An Algorithm for Finding the Minimum Cost of Storing and Regenerating Datasets in Multiple Clouds

The proliferation of cloud computing allows users to flexibly store, re-compute or transfer large generated datasets with multiple cloud service providers. However, due to the pay-as-you-go model, the total cost of using cloud services depends on the consumption of storage, computation and bandwidth resources which are three key factors for the cost of IaaS-based cloud resources. In order to reduce the total cost for data, given cloud service providers with different pricing models on their resources, users can flexibly choose a cloud service to store a generated dataset, or delete it and choose a cloud service to regenerate it whenever reused. However, finding the minimum cost is a complicated yet unsolved problem.
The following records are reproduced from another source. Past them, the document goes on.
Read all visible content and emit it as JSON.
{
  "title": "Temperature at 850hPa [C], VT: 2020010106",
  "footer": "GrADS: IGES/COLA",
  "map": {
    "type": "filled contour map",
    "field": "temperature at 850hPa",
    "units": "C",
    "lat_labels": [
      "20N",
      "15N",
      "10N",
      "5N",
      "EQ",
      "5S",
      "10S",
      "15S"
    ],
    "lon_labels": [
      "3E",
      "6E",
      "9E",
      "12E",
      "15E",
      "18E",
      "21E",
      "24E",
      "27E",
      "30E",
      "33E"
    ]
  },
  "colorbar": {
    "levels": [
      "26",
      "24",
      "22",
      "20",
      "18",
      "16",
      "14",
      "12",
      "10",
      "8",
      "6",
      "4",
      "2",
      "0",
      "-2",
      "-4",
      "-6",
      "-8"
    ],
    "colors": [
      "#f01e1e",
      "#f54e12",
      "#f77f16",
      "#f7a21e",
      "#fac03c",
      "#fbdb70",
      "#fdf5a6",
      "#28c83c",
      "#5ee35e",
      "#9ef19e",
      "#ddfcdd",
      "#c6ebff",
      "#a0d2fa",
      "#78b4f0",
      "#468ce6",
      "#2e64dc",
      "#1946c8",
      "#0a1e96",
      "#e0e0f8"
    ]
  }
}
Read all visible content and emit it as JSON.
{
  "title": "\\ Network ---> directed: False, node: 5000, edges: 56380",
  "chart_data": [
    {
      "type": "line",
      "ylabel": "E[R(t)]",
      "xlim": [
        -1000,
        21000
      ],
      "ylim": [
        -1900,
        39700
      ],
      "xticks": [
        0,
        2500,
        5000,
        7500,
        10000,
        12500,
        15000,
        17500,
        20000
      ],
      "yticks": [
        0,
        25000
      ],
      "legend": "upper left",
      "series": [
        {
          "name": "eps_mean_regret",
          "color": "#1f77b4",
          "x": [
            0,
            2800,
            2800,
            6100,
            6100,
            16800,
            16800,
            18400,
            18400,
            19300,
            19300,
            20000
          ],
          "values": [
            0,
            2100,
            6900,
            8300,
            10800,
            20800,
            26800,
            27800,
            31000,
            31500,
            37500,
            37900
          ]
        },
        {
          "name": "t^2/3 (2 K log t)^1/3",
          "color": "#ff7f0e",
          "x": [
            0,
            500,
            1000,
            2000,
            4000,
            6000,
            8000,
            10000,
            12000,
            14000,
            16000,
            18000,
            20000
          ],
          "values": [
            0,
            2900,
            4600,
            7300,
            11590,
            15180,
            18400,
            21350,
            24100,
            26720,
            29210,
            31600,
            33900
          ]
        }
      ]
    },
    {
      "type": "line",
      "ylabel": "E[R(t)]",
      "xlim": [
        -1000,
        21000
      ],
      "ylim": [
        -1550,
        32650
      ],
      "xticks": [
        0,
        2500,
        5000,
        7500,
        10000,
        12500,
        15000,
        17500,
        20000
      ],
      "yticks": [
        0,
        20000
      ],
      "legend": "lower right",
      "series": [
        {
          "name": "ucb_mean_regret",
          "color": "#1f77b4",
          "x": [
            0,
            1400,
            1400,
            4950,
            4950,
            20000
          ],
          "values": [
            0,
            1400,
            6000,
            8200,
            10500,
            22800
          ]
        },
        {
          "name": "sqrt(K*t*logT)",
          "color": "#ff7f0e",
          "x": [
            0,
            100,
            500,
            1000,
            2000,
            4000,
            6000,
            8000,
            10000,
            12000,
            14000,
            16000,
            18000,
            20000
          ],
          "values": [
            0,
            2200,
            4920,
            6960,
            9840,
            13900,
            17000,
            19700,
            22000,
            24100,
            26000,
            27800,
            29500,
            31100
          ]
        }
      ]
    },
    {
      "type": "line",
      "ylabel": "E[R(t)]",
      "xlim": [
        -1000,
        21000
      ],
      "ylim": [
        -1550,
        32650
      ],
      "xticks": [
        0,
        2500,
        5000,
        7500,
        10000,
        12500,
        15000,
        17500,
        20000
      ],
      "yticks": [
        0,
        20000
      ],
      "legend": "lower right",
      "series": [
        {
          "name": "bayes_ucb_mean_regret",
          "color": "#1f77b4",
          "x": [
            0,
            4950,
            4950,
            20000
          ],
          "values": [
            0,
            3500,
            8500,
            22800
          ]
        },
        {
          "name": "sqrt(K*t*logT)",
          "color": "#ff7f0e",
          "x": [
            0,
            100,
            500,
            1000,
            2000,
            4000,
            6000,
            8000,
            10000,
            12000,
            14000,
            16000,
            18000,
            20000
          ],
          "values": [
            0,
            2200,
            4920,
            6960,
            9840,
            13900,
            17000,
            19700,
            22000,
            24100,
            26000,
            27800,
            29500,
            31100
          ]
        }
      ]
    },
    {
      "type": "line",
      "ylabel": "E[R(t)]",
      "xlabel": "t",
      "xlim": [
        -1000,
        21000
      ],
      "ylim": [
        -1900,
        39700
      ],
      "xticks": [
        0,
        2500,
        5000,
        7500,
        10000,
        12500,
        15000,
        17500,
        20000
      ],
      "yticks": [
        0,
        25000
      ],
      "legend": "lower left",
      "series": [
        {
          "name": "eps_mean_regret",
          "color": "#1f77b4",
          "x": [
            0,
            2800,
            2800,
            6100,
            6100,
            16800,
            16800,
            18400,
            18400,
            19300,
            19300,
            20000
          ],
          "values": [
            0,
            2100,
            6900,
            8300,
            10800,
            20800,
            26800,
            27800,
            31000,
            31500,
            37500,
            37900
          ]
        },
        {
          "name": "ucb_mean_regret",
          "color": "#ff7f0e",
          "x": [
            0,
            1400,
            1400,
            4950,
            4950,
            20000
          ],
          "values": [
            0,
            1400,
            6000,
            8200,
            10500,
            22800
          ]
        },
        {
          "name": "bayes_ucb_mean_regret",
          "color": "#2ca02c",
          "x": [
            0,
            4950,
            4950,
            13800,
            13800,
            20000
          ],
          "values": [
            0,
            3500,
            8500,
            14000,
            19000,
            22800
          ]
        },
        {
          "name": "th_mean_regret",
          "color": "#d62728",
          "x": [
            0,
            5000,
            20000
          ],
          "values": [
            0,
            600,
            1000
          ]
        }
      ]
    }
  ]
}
In this paper, we propose a novel algorithm that can calculate the minimum cost for storing and regenerating datasets in clouds, i.e., whether datasets should be stored or deleted, and furthermore where to store or to regenerate whenever they are reused. This minimum cost also achieves the best trade-off among computation, storage and bandwidth costs in multiple clouds. Comprehensive analysis and rigid theorems guarantee the theoretical soundness of the paper, and general (random) simulations conducted with popular cloud service providers' pricing models demonstrate the excellent performance of our approach.